“The huge turnout to our field day has blown me away.”
Each of the three finalists has showcased their properties at field days. Peter Burke reports on the last two, one in Wairarapa, the other in the central North Island.
The field day at Puketawa Station, owned by Ron and Justine (Buzz) King, near Eketahuna, in northern Wairarapa, drew about 150 people.
The couple bought the 1108ha (917 eff.) sheep and beef farm in 2013 and have since progressively upgraded the infrastructure and improved the pastures and stock genetics.
The farm runs 4369 sheep, which includes 2585 mixed age ewes and 845 two-tooths; cattle numbers stand at 1740.
The Kings were able to buy the farm as a result of Ron and his three siblings -- all accomplished shearers -- pooling their financial resources in 2001 and buying Mangaroa Station, near Wairoa. As a result of upgrading this farm, working hard and saving money, all now own their own farms.
Ron’s sister Nukuhia and her husband Bart Hadfield, who now own Mangaroa Station, won the Ahuwhenua Trophy for the top sheep and beef farm in 2015.
Buzz King admits she was nervous at the start of the day, having to speak in front of a large group, but in the end it wasn’t as bad as she expected. She says the key to their success is a strong work ethic, something she tries to instil in young people who come to work on the farm.
“Even if we don’t win we’ve learnt a lot and the amount of feedback we have had has been tremendous. You can’t image how humbling it is to be a part of the Ahuwhenua trophy contest,” she told Rural News.
Ron says the strong work ethic and a disciplined approach has got them and their whanau where they are today.
“We had the same goal: all of us owning our own farms; that’s a big part of our story. And we don’t do things for the ‘now’, we do things looking forward to the future because we want a sustainable business future generations of our whanau.”

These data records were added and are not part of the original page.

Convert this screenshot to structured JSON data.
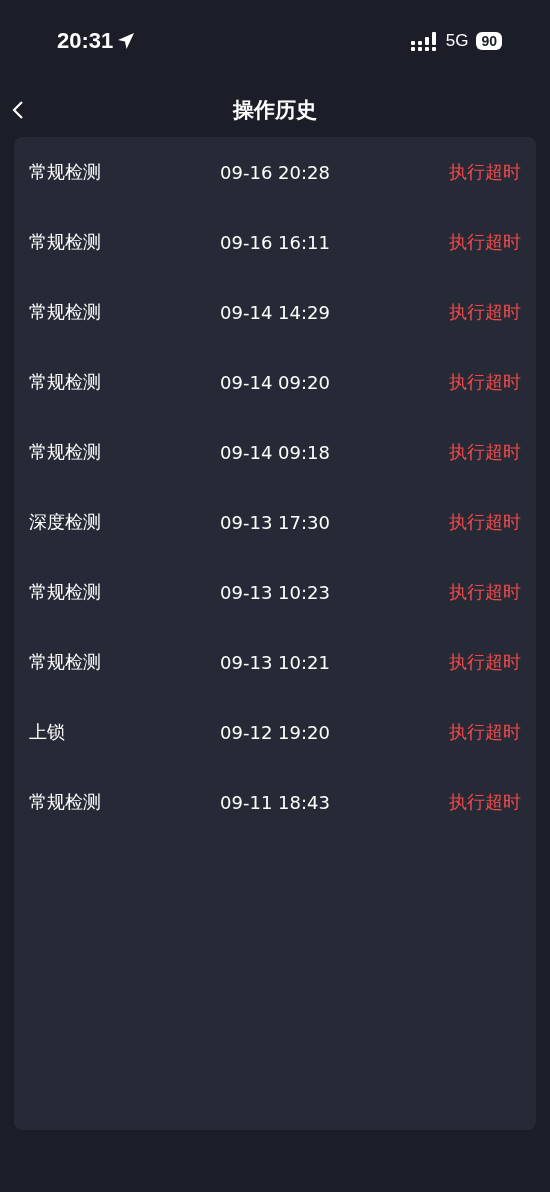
{
  "status_bar": {
    "time": "20:31",
    "network": "5G",
    "battery": "90"
  },
  "header": {
    "title": "操作历史"
  },
  "history": [
    {
      "operation": "常规检测",
      "time": "09-16 20:28",
      "result": "执行超时"
    },
    {
      "operation": "常规检测",
      "time": "09-16 16:11",
      "result": "执行超时"
    },
    {
      "operation": "常规检测",
      "time": "09-14 14:29",
      "result": "执行超时"
    },
    {
      "operation": "常规检测",
      "time": "09-14 09:20",
      "result": "执行超时"
    },
    {
      "operation": "常规检测",
      "time": "09-14 09:18",
      "result": "执行超时"
    },
    {
      "operation": "深度检测",
      "time": "09-13 17:30",
      "result": "执行超时"
    },
    {
      "operation": "常规检测",
      "time": "09-13 10:23",
      "result": "执行超时"
    },
    {
      "operation": "常规检测",
      "time": "09-13 10:21",
      "result": "执行超时"
    },
    {
      "operation": "上锁",
      "time": "09-12 19:20",
      "result": "执行超时"
    },
    {
      "operation": "常规检测",
      "time": "09-11 18:43",
      "result": "执行超时"
    }
  ]
}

The judges selected Ron and Buzz as finalists, praising their clear vision, commitment to repay debt, and business approach primarily focused on increasing stock units by improving productivity. They noted the strong supportive whānau and the couple’s commitment to the local community.
The final field day saw another 150 people turn up to Pukepoto Farm Trust, near the tiny settlement of Ongarue, about 20 minutes north of Taumarunui. Most people understand Pukepoto to mean ‘little hill’, but in this case it means blue clay.

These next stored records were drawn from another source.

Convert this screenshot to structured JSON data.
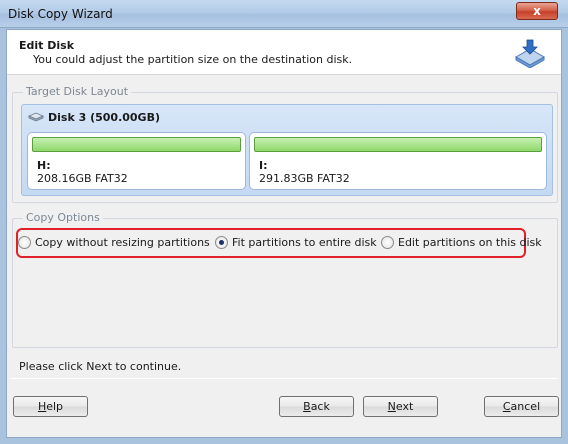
{
  "window": {
    "title": "Disk Copy Wizard",
    "close_glyph": "x"
  },
  "header": {
    "title": "Edit Disk",
    "subtitle": "You could adjust the partition size on the destination disk.",
    "icon": "disk-copy-icon"
  },
  "target_layout": {
    "legend": "Target Disk Layout",
    "disk_label": "Disk 3 (500.00GB)",
    "partitions": [
      {
        "letter": "H:",
        "info": "208.16GB FAT32",
        "used_fraction": 1.0
      },
      {
        "letter": "I:",
        "info": "291.83GB FAT32",
        "used_fraction": 1.0
      }
    ]
  },
  "copy_options": {
    "legend": "Copy Options",
    "highlight_color": "#e0202a",
    "options": [
      {
        "label": "Copy without resizing partitions",
        "checked": false
      },
      {
        "label": "Fit partitions to entire disk",
        "checked": true
      },
      {
        "label": "Edit partitions on this disk",
        "checked": false
      }
    ]
  },
  "hint": "Please click Next to continue.",
  "buttons": {
    "help": {
      "mnemonic": "H",
      "rest": "elp"
    },
    "back": {
      "mnemonic": "B",
      "rest": "ack"
    },
    "next": {
      "mnemonic": "N",
      "rest": "ext"
    },
    "cancel": {
      "mnemonic": "C",
      "rest": "ancel"
    }
  }
}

The farm is a typical hill country farm with high steep hills and gullies that drop down to feed the Ongarue and Ohura Rivers and ultimately the Whanganui River.
The property consists of 1400ha of which just over 1000ha are farmed. About 100ha are covenanted under the Ngā Whenua Rāhui scheme. Currently the property winters 6000 Romney ewes and 300 mainly Angus cattle.
One trustee of Pukepoto, Weo Maag, says they were pleased with the turnout to the field day and he was chuffed at their positive feedback.
“There were excellent comments from people who know this farm and who know about farming; to get this sort of response is encouraging. It’s been a busy time for us and our staff and we’re satisfied we gave it our best shot.”
The judges who selected Pukepoto Farm Trust as a finalist say they were impressed with its collaborative approach to governance and its use of a mix of skills to full advantage. They also praised its financial management, setting of clear and simple key performance indicators and commitment to improving animal performance.
Ahuwhenua Trophy committee chairman Kingi Smiler says all three field days were professionally run and they applaud this effort. This you would expect from three top-performing Māori sheep and beef farmers, he says. Now the judges have much to ponder as the awards dinner draws near (May 26).
Nearly 800 people are expected to attend the function – leading figures in national and local politics, Maori, agribusiness and whanau of the finalists. The Young Maori Farmer of the year will also be named.